Recalling to me Friday’s now absent snow.
(Matter never lost, transformed to water.)
She takes her cordial, silent leave
of me, still standing on the bridge.
I press deep-coated ribcage
against the galvanized steel
that keeps us seekers
on the middle path.
Now it holds me from falling to the street below,
leaning out to show you the galls
among my favorite live-oak’s leaves.
(you have turned from whatever personal curiosity held you back while Murasaki and I had our tête-à-tête.)
I tell you: in a housewife’s notebook
that comes to pieces in my hands, I have found
(along with a laudanum label from 1832,
instructions for concocting
A Paste for Cleaning Gloves,
Court Plaster, and
Essence for the Handkerchief,)
her recipe for SOLID INK.
It requires 42 parts Aleppo Galls to
3 parts Dutch Madder.
“Would this work,” I ask
“if we soaked live-oak galls in vinegar
and warm water?”
What could be drawn with such an ink,
rancorous, impudent washes?
We laugh together at this unlikely experiment,
After all, the galls rest too far off the path to reach.
I leave you to work that out, bridge-bound.
Maybe you will have an answer for us tomorrow.
I smile to you and,
hands pocketed in the cold,
amble towards home.
To read more work by Bonnie McClellan, click HERE.
This is a fascinating poem, Bonnie. Beautifully designed, with a gripping mysterious quality.
Thank you so much Brad, I’m glad that you enjoyed the walk along the bridge.
There’s a lovely tranquil mood in these lines, Bonnie. I love them.
Thank you John, long walks are one of my greatest pleasures when I can find the time for them.
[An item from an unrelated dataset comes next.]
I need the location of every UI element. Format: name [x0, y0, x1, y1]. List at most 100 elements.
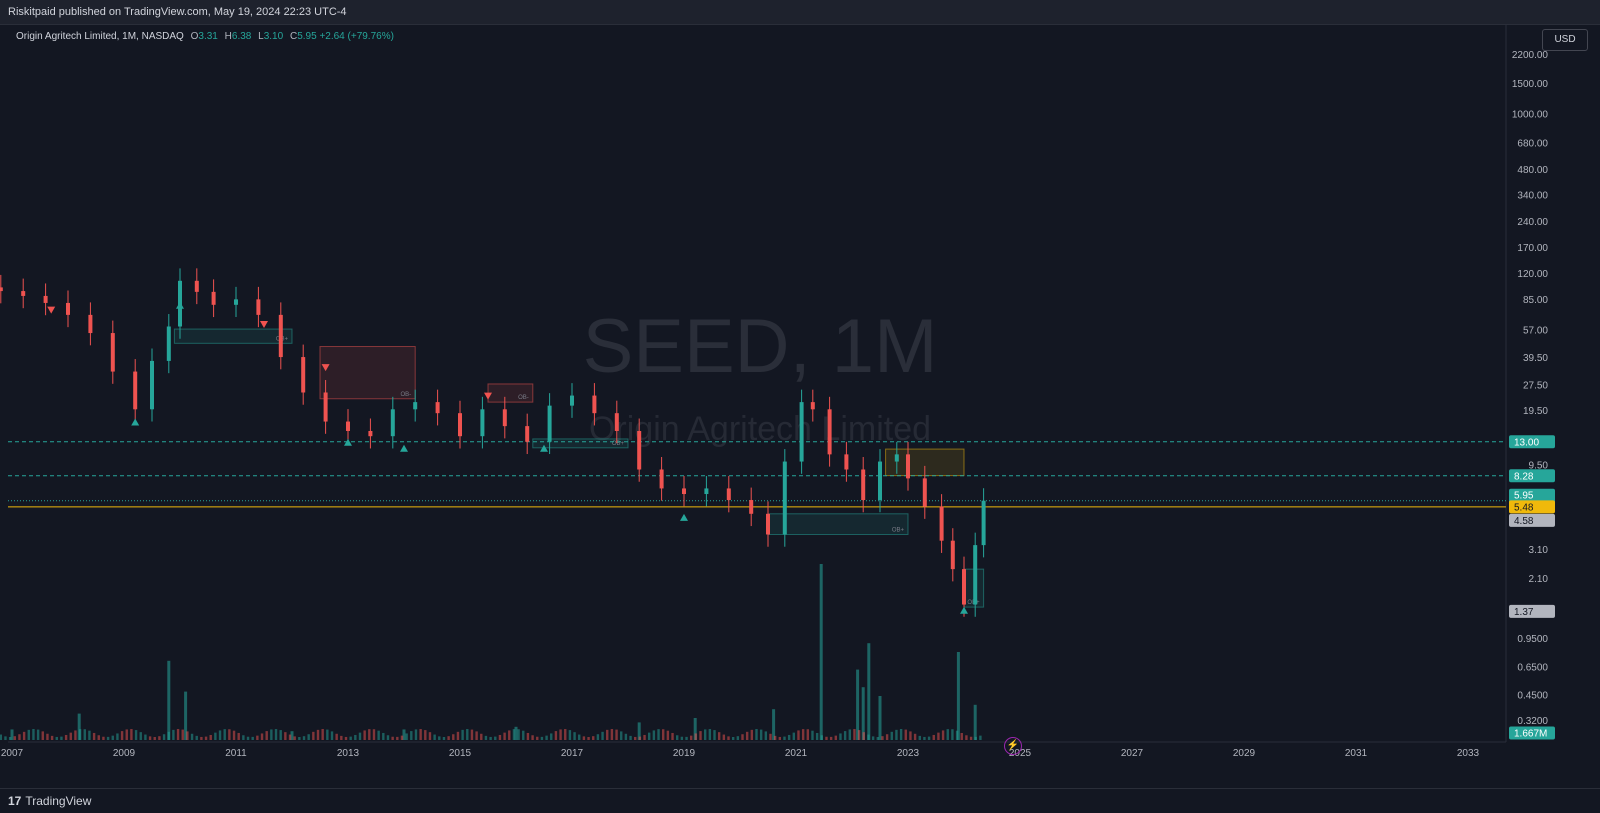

A lovely interlude….I was distracted by my own memory of the purplish black ink we calligraphers sometimes made with oak galls….the ink eats right into the parchment, it is so highly acidic, and that’s what made it almost impossible to remove by the scribes of palimpsests. I enjoyed your speculations about what could be written with such ink—bitter recriminations etc….usually it was psalters and other holy books!
Thank you Cynthia. I found the notebook after reading Victoria Finlay’s “Color: A Natural History of the Palette” a charming history/travelogue which also mentioned the uses of Oak Galls. I’ve never tried it but I’ve always been curious! It was a pleasure to hear about your experience as a calligrapher.